11:22:22.527 -> 0x90 0x4C 0x40 589
11:22:22.948 -> packetSize: 3
11:22:22.948 -> 0x90 0x4C 0x40 590
11:22:23.398 -> packetSize: 3
11:22:23.398 -> 0x90 0x4C 0x40 591
11:22:23.830 -> packetSize: 3
11:22:23.830 -> 0x90 0x4C 0x40 592
11:22:24.283 -> packetSize: 3
11:22:24.283 -> 0x90 0x4C 0x40 593
11:22:24.704 -> packetSize: 3
11:22:24.704 -> 0x90 0x4C 0x40 594

in this case, receiving stops after 594 packets - that number varies

Rotzbua commented 4 years ago

@lathoub Did you checked for a memory leak?

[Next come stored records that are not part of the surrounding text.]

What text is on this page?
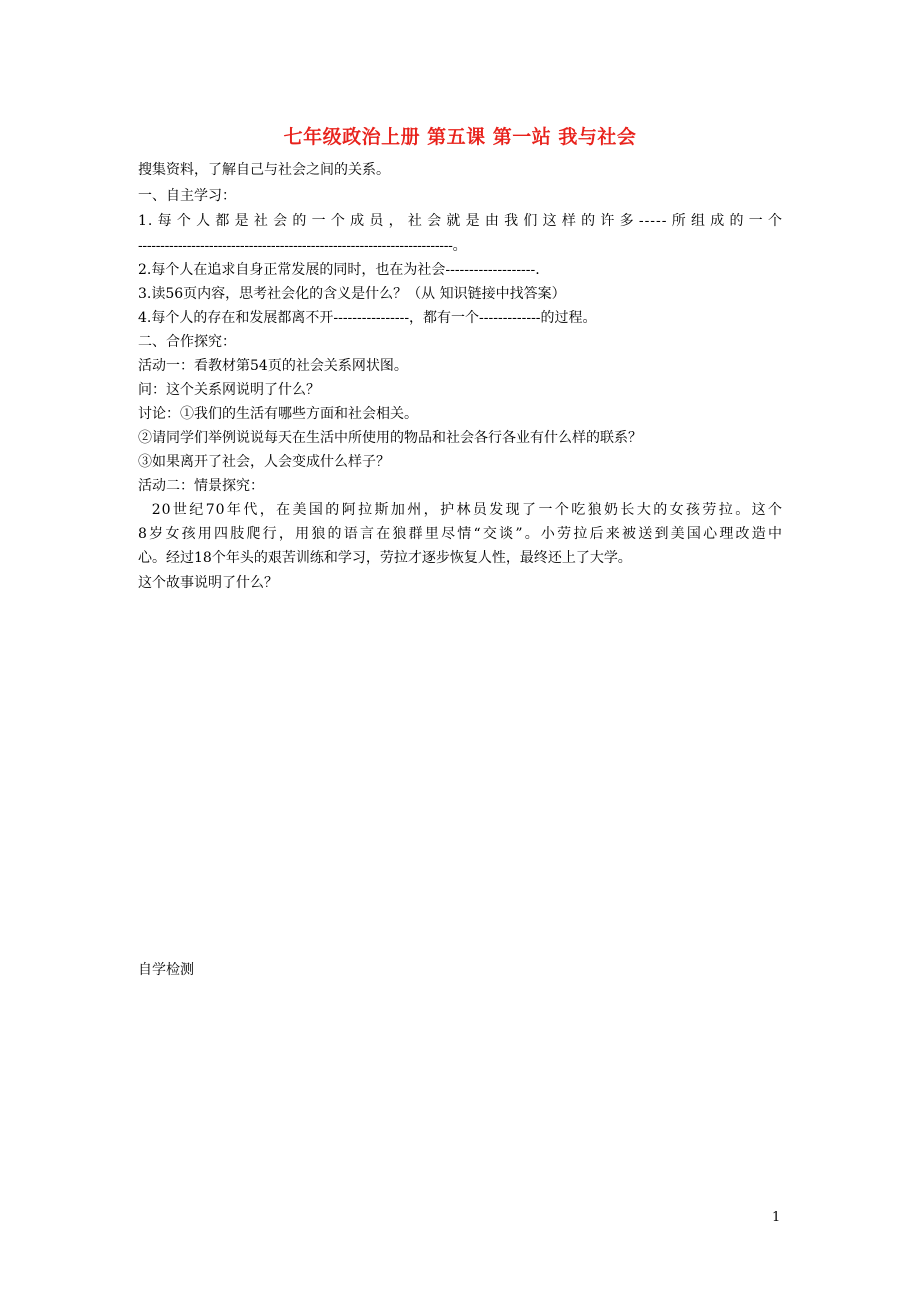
七年级政治上册 第五课 第一站 我与社会
搜集资料，了解自己与社会之间的关系。
一、自主学习：
1.每个人都是社会的一个成员，社会就是由我们这样的许多-----所组成的一个
-----------------------------------------------------------------------。
2.每个人在追求自身正常发展的同时，也在为社会-------------------.
3.读56页内容，思考社会化的含义是什么？（从 知识链接中找答案）
4.每个人的存在和发展都离不开----------------，都有一个-------------的过程。
二、合作探究：
活动一：看教材第54页的社会关系网状图。
问：这个关系网说明了什么？
讨论：①我们的生活有哪些方面和社会相关。
②请同学们举例说说每天在生活中所使用的物品和社会各行各业有什么样的联系？
③如果离开了社会，人会变成什么样子？
活动二：情景探究：
20世纪70年代，在美国的阿拉斯加州，护林员发现了一个吃狼奶长大的女孩劳拉。这个
8岁女孩用四肢爬行，用狼的语言在狼群里尽情“交谈”。小劳拉后来被送到美国心理改造中
心。经过18个年头的艰苦训练和学习，劳拉才逐步恢复人性，最终还上了大学。
这个故事说明了什么？
自学检测
1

lathoub commented 4 years ago

@Rotzbua no memory is dynamically allocated in the above example. Only static memory is used in packetBuffer. (I don't know what happens in the Ethernet library)

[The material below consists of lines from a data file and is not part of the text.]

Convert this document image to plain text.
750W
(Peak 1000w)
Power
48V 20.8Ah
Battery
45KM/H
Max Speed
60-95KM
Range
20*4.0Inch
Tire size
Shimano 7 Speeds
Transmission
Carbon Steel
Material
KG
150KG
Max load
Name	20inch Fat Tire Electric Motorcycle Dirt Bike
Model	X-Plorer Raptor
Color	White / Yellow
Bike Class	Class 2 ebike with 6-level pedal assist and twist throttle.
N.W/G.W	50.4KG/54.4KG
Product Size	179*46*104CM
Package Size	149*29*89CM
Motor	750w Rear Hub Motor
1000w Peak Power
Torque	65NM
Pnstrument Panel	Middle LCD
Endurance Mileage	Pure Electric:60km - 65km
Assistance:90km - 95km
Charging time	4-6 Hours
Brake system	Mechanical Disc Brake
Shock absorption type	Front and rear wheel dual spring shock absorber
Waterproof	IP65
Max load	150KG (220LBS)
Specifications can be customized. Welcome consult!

Rotzbua commented 4 years ago

@lathoub My suggestion is a memory leak in the library, because it stops after "some packets". I suggest to print the free ram of the arduino in every loop, if it becomes less there is a memory leak otherwise there is a other problem. https://github.com/mpflaga/Arduino-MemoryFree

Maybe check your hardware (clone?) for faulty design. Those clones cost me a lot of time in the past #117 .

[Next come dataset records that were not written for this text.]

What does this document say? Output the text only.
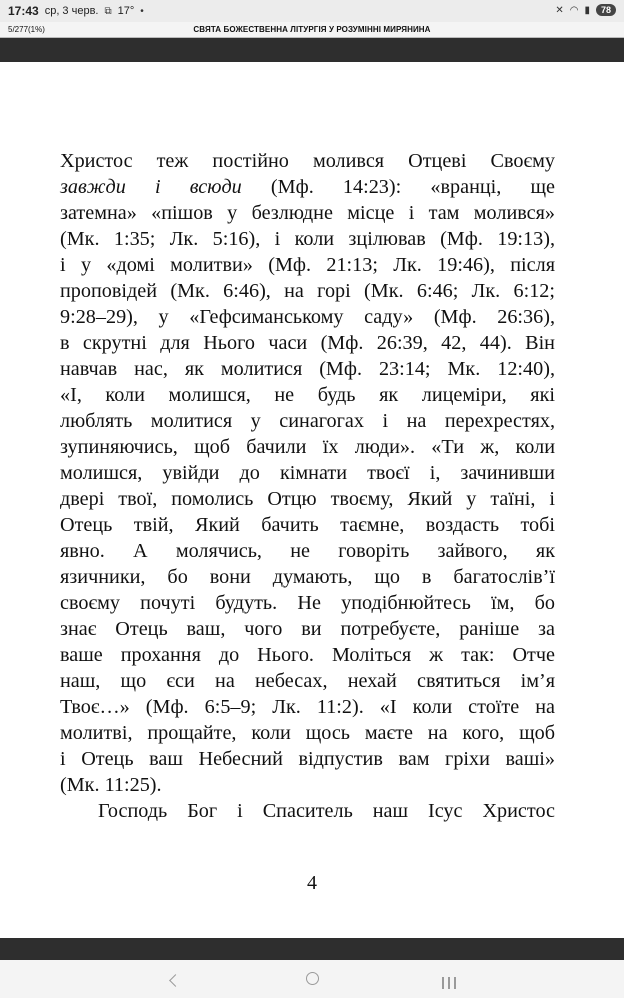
17:43 ср, 3 черв. ⧉ 17° •	✕ ◠ ▮	78
5/277(1%)	СВЯТА БОЖЕСТВЕННА ЛІТУРГІЯ У РОЗУМІННІ МИРЯНИНА
Христос теж постійно молився Отцеві Своєму
завжди і всюди (Мф. 14:23): «вранці, ще
затемна» «пішов у безлюдне місце і там молився»
(Мк. 1:35; Лк. 5:16), і коли зцілював (Мф. 19:13),
і у «домі молитви» (Мф. 21:13; Лк. 19:46), після
проповідей (Мк. 6:46), на горі (Мк. 6:46; Лк. 6:12;
9:28–29), у «Гефсиманському саду» (Мф. 26:36),
в скрутні для Нього часи (Мф. 26:39, 42, 44). Він
навчав нас, як молитися (Мф. 23:14; Мк. 12:40),
«І, коли молишся, не будь як лицеміри, які
люблять молитися у синагогах і на перехрестях,
зупиняючись, щоб бачили їх люди». «Ти ж, коли
молишся, увійди до кімнати твоєї і, зачинивши
двері твої, помолись Отцю твоєму, Який у таїні, і
Отець твій, Який бачить таємне, воздасть тобі
явно. А молячись, не говоріть зайвого, як
язичники, бо вони думають, що в багатослів’ї
своєму почуті будуть. Не уподібнюйтесь їм, бо
знає Отець ваш, чого ви потребуєте, раніше за
ваше прохання до Нього. Моліться ж так: Отче
наш, що єси на небесах, нехай святиться ім’я
Твоє…» (Мф. 6:5–9; Лк. 11:2). «І коли стоїте на
молитві, прощайте, коли щось маєте на кого, щоб
і Отець ваш Небесний відпустив вам гріхи ваші»
(Мк. 11:25).
Господь Бог і Спаситель наш Ісус Христос
4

lathoub commented 4 years ago

@Rotzbua thanks - I installed the suggested MemoryFree library and printed the freeMemory(). No memory leak, stable at 2292 bytes (all using genuine Arduino hardware)

17:40:52.886 -> packetSize: 3
17:40:52.886 -> 0x90 0x4C 0x40 248 2292
17:40:53.876 -> packetSize: 3
17:40:53.876 -> 0x90 0x4C 0x40 249 2292
17:40:54.834 -> packetSize: 3
17:40:54.834 -> 0x90 0x4C 0x40 250 2292
17:40:55.811 -> packetSize: 3
17:40:55.811 -> 0x90 0x4C 0x40 251 2292
17:40:56.772 -> packetSize: 3
17:40:56.772 -> 0x90 0x4C 0x40 252 2292
Rotzbua commented 4 years ago

The last thing is a code part which depends on ram of the target. Printing MAX_SOCK_NUM should give you 8 on the mkr1000 and 4 on Uno.

https://github.com/arduino-libraries/Ethernet/blob/6e9dffa64f6b0eb89607dbb5293dc33be82cc39e/src/Ethernet.h#L32-L40

lathoub commented 4 years ago

W5100 (Arduino Ethernet) reports 4, W5500 shield (on MKRZERO) reports 8.